Anderson helped conduct "Digital Life in 2025," a survey released Tuesday by the Pew Research Center in which 1,500 experts were polled about the Web/Net future. All celebrated the way the Web/Net has helped connect, inform, and educate, a process accelerating and expanding rapidly.

As for that future, it is now. The "Internet of Things" is upon us. Your phone can talk to your house; your body can talk to your doctor. "We've gone beyond people-people to people-machine and machine-machine connections," Anderson says.

Worries even here. Human connectivity may create interest groups that transcend national boundaries - virtual nations, if you will. (We have gotten a taste of it with the unfortunate bitcoin, and groups of users who revel in being free of nations and banks.)

"It may be disruptive for standard institutions used to having everyone depend on them," Anderson says. "They may, believing it's for everyone's best interests, try to assert control over things they can't really use laws to control."

Heavy on many minds is privacy. For the last generation, we've engaged in a sinister bargain, trading privacy for connectivity or protection. "We know, and keep forgetting, that every mobile device is two-way," Anderson says, "and that 'they' can follow you and see what you're doing, even when the phone's off."

That horse-trading will continue, as our genetic information and other personal data become world-visible. We'll let some things go (we always do) in return for - what?

William Weaver, associate professor in the department of integrated science, business, and technology at La Salle University, sees a future that favors people who play well with robots. "Move from or into and," he writes by e-mail. "Humans that know how to work with robots will earn high wages."

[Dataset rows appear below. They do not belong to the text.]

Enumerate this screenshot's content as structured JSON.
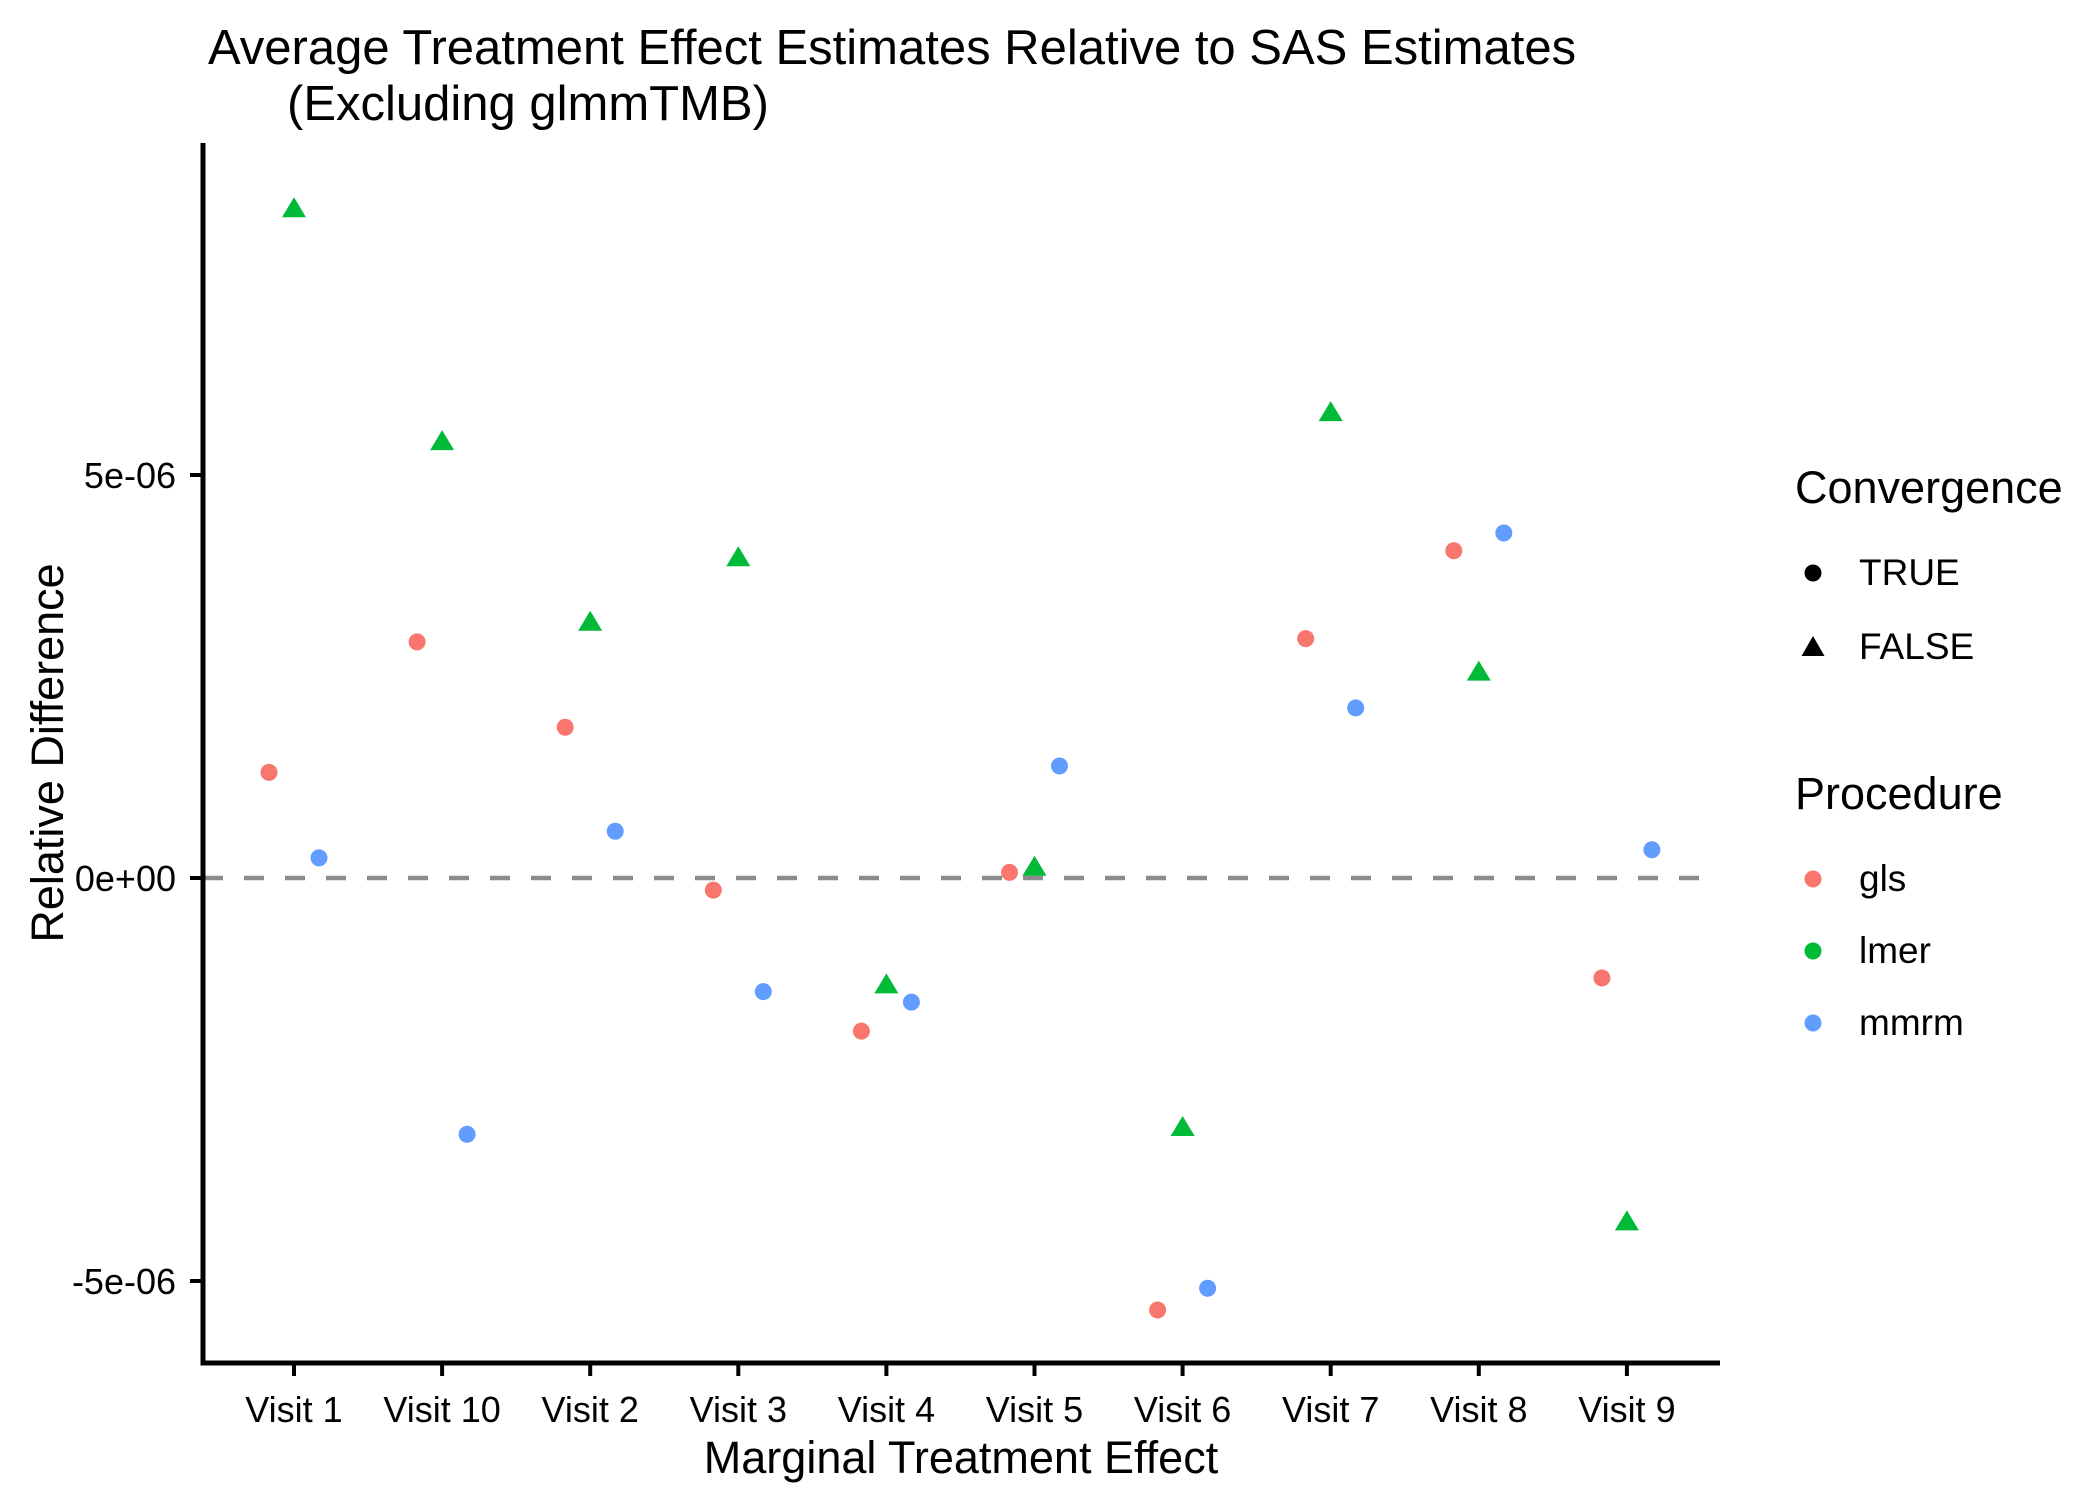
{
  "chart_data": {
    "type": "scatter",
    "title": "Average Treatment Effect Estimates Relative to SAS Estimates",
    "subtitle": "(Excluding glmmTMB)",
    "xlabel": "Marginal Treatment Effect",
    "ylabel": "Relative Difference",
    "categories": [
      "Visit 1",
      "Visit 10",
      "Visit 2",
      "Visit 3",
      "Visit 4",
      "Visit 5",
      "Visit 6",
      "Visit 7",
      "Visit 8",
      "Visit 9"
    ],
    "y_axis": {
      "ticks": [
        {
          "label": "5e-06",
          "value": 5e-06
        },
        {
          "label": "0e+00",
          "value": 0
        },
        {
          "label": "-5e-06",
          "value": -5e-06
        }
      ],
      "range": [
        -6.1e-06,
        9.2e-06
      ]
    },
    "reference_line": {
      "value": 0,
      "linetype": "dashed",
      "color": "#8C8C8C"
    },
    "series": [
      {
        "name": "gls",
        "convergence": "TRUE",
        "shape": "circle",
        "color": "#F8766D",
        "values": [
          1.31e-06,
          2.93e-06,
          1.87e-06,
          -1.5e-07,
          -1.9e-06,
          7e-08,
          -5.36e-06,
          2.97e-06,
          4.06e-06,
          -1.24e-06
        ]
      },
      {
        "name": "lmer",
        "convergence": "FALSE",
        "shape": "triangle",
        "color": "#00BA38",
        "values": [
          8.31e-06,
          5.42e-06,
          3.18e-06,
          3.98e-06,
          -1.32e-06,
          1.4e-07,
          -3.09e-06,
          5.78e-06,
          2.56e-06,
          -4.26e-06
        ]
      },
      {
        "name": "mmrm",
        "convergence": "TRUE",
        "shape": "circle",
        "color": "#619CFF",
        "values": [
          2.5e-07,
          -3.18e-06,
          5.8e-07,
          -1.41e-06,
          -1.54e-06,
          1.39e-06,
          -5.09e-06,
          2.11e-06,
          4.28e-06,
          3.5e-07
        ]
      }
    ],
    "legend_position": "right",
    "grid": "off"
  },
  "legend": {
    "convergence": {
      "title": "Convergence",
      "items": [
        {
          "label": "TRUE",
          "shape": "circle",
          "color": "#000000"
        },
        {
          "label": "FALSE",
          "shape": "triangle",
          "color": "#000000"
        }
      ]
    },
    "procedure": {
      "title": "Procedure",
      "items": [
        {
          "label": "gls",
          "shape": "circle",
          "color": "#F8766D"
        },
        {
          "label": "lmer",
          "shape": "circle",
          "color": "#00BA38"
        },
        {
          "label": "mmrm",
          "shape": "circle",
          "color": "#619CFF"
        }
      ]
    }
  },
  "colors": {
    "axis": "#000000",
    "tick_text": "#000000",
    "reference_line": "#8C8C8C",
    "background": "#FFFFFF"
  }
}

Schoneveld, a Web guy who's also nostalgic for the pre-Web, thinks that on balance, Shiva is good. The Web/Net has "helped us do so much, and reach so many people in new ways," he says. "People worry about technology, about cellphones and robots dehumanizing us. But we still want news, music, writing. We still tell stories.

"The way we tell them is changing - but we're still doing what's most human about us."